Dual labeling of a binding protein allows for specific fluorescence detection of native protein.

Fluorescence resonance energy transfer has been investigated in the context of specific detection of unlabeled proteins. A model system based on the staphylococcal protein A (SPA)-IgG interaction was designed, in which a single domain was engineered to facilitate site-specific incorporation of fluorophores. An Asn23Cys mutant of the B domain from SPA was expressed in Escherichia coli and subsequently labeled at the introduced unique thiol and at an amino group, using N-iodoacetyl-N'-(5-sulfo-1-naphthyl)ethylenediamine (1,5-IAEDANS) and succinimidyl 6-(N-(7-nitrobenz-2-oxa-1,3-diazol-4-yl)amino)hexanoate (NBD-X, SE), respectively.
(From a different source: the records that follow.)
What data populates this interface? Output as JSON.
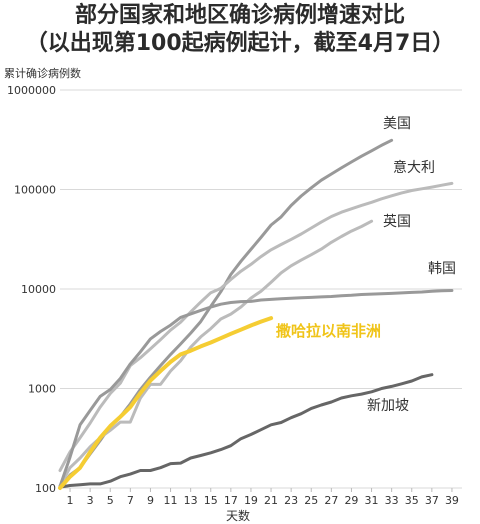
{
  "chart_data": {
    "type": "line",
    "title": "部分国家和地区确诊病例增速对比",
    "subtitle": "（以出现第100起病例起计，截至4月7日）",
    "ylabel": "累计确诊病例数",
    "xlabel": "天数",
    "y_scale": "log",
    "ylim": [
      100,
      1000000
    ],
    "xlim": [
      0,
      40
    ],
    "y_ticks": [
      "100",
      "1000",
      "10000",
      "100000",
      "1000000"
    ],
    "x_ticks": [
      "1",
      "3",
      "5",
      "7",
      "9",
      "11",
      "13",
      "15",
      "17",
      "19",
      "21",
      "23",
      "25",
      "27",
      "29",
      "31",
      "33",
      "35",
      "37",
      "39"
    ],
    "grid": "horizontal",
    "series": [
      {
        "name": "美国",
        "color": "#999999",
        "x": [
          0,
          1,
          2,
          3,
          4,
          5,
          6,
          7,
          8,
          9,
          10,
          11,
          12,
          13,
          14,
          15,
          16,
          17,
          18,
          19,
          20,
          21,
          22,
          23,
          24,
          25,
          26,
          27,
          28,
          29,
          30,
          31,
          32,
          33
        ],
        "y": [
          100,
          135,
          160,
          220,
          300,
          420,
          520,
          700,
          980,
          1300,
          1700,
          2200,
          2800,
          3600,
          4700,
          6700,
          9400,
          14000,
          19000,
          25000,
          33000,
          44000,
          53000,
          69000,
          86000,
          104000,
          124000,
          143000,
          165000,
          189000,
          216000,
          245000,
          278000,
          312000
        ]
      },
      {
        "name": "意大利",
        "color": "#bbbbbb",
        "x": [
          0,
          1,
          2,
          3,
          4,
          5,
          6,
          7,
          8,
          9,
          10,
          11,
          12,
          13,
          14,
          15,
          16,
          17,
          18,
          19,
          20,
          21,
          22,
          23,
          24,
          25,
          26,
          27,
          28,
          29,
          30,
          31,
          32,
          33,
          34,
          35,
          36,
          37,
          38,
          39
        ],
        "y": [
          150,
          230,
          320,
          450,
          650,
          890,
          1130,
          1700,
          2040,
          2500,
          3090,
          3860,
          4640,
          5880,
          7380,
          9170,
          10150,
          12460,
          15110,
          17660,
          21160,
          24750,
          27980,
          31510,
          35710,
          41040,
          47020,
          53580,
          59140,
          63930,
          69180,
          74390,
          80590,
          86500,
          92470,
          97690,
          101740,
          105790,
          110570,
          115240
        ]
      },
      {
        "name": "英国",
        "color": "#bbbbbb",
        "x": [
          0,
          1,
          2,
          3,
          4,
          5,
          6,
          7,
          8,
          9,
          10,
          11,
          12,
          13,
          14,
          15,
          16,
          17,
          18,
          19,
          20,
          21,
          22,
          23,
          24,
          25,
          26,
          27,
          28,
          29,
          30,
          31
        ],
        "y": [
          105,
          160,
          200,
          260,
          320,
          380,
          460,
          460,
          800,
          1100,
          1100,
          1500,
          1900,
          2600,
          3300,
          4000,
          5000,
          5600,
          6600,
          8100,
          9500,
          11700,
          14500,
          17100,
          19500,
          22100,
          25200,
          29500,
          33700,
          38200,
          42500,
          48000
        ]
      },
      {
        "name": "韩国",
        "color": "#999999",
        "x": [
          0,
          1,
          2,
          3,
          4,
          5,
          6,
          7,
          8,
          9,
          10,
          11,
          12,
          13,
          14,
          15,
          16,
          17,
          18,
          19,
          20,
          21,
          22,
          23,
          24,
          25,
          26,
          27,
          28,
          29,
          30,
          31,
          32,
          33,
          34,
          35,
          36,
          37,
          38,
          39
        ],
        "y": [
          104,
          204,
          433,
          602,
          833,
          977,
          1260,
          1766,
          2337,
          3150,
          3736,
          4335,
          5186,
          5621,
          6088,
          6593,
          7041,
          7313,
          7478,
          7513,
          7755,
          7869,
          7979,
          8086,
          8162,
          8236,
          8320,
          8413,
          8565,
          8652,
          8799,
          8897,
          8961,
          9037,
          9137,
          9241,
          9332,
          9478,
          9583,
          9661
        ]
      },
      {
        "name": "撒哈拉以南非洲",
        "color": "#f5cd33",
        "x": [
          0,
          1,
          2,
          3,
          4,
          5,
          6,
          7,
          8,
          9,
          10,
          11,
          12,
          13,
          14,
          15,
          16,
          17,
          18,
          19,
          20,
          21
        ],
        "y": [
          100,
          130,
          160,
          230,
          320,
          420,
          520,
          650,
          900,
          1200,
          1500,
          1850,
          2200,
          2400,
          2650,
          2900,
          3200,
          3550,
          3900,
          4300,
          4700,
          5100
        ]
      },
      {
        "name": "新加坡",
        "color": "#666666",
        "x": [
          0,
          1,
          2,
          3,
          4,
          5,
          6,
          7,
          8,
          9,
          10,
          11,
          12,
          13,
          14,
          15,
          16,
          17,
          18,
          19,
          20,
          21,
          22,
          23,
          24,
          25,
          26,
          27,
          28,
          29,
          30,
          31,
          32,
          33,
          34,
          35,
          36,
          37
        ],
        "y": [
          102,
          106,
          108,
          110,
          110,
          117,
          130,
          138,
          150,
          150,
          160,
          176,
          178,
          200,
          212,
          226,
          243,
          266,
          313,
          345,
          385,
          432,
          455,
          509,
          558,
          631,
          683,
          732,
          802,
          844,
          879,
          926,
          1000,
          1049,
          1114,
          1189,
          1309,
          1375
        ]
      }
    ]
  }
}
Biosensor analysis of purified doubly labeled protein showed that high-affinity binding to the Fc region of IgG was retained. The fluorescence emission spectrum of the doubly labeled protein showed a shift in the relative emission of the two fluorophores in the presence of Fc3(1) fragments, which bind specifically to the B domain. In addition, the fluorescence emission ratio 480/525 nm was shown to increase with increasing concentration of Fc3(1), whereas the presence of a control protein did not affect the emission ratio over the same concentration range.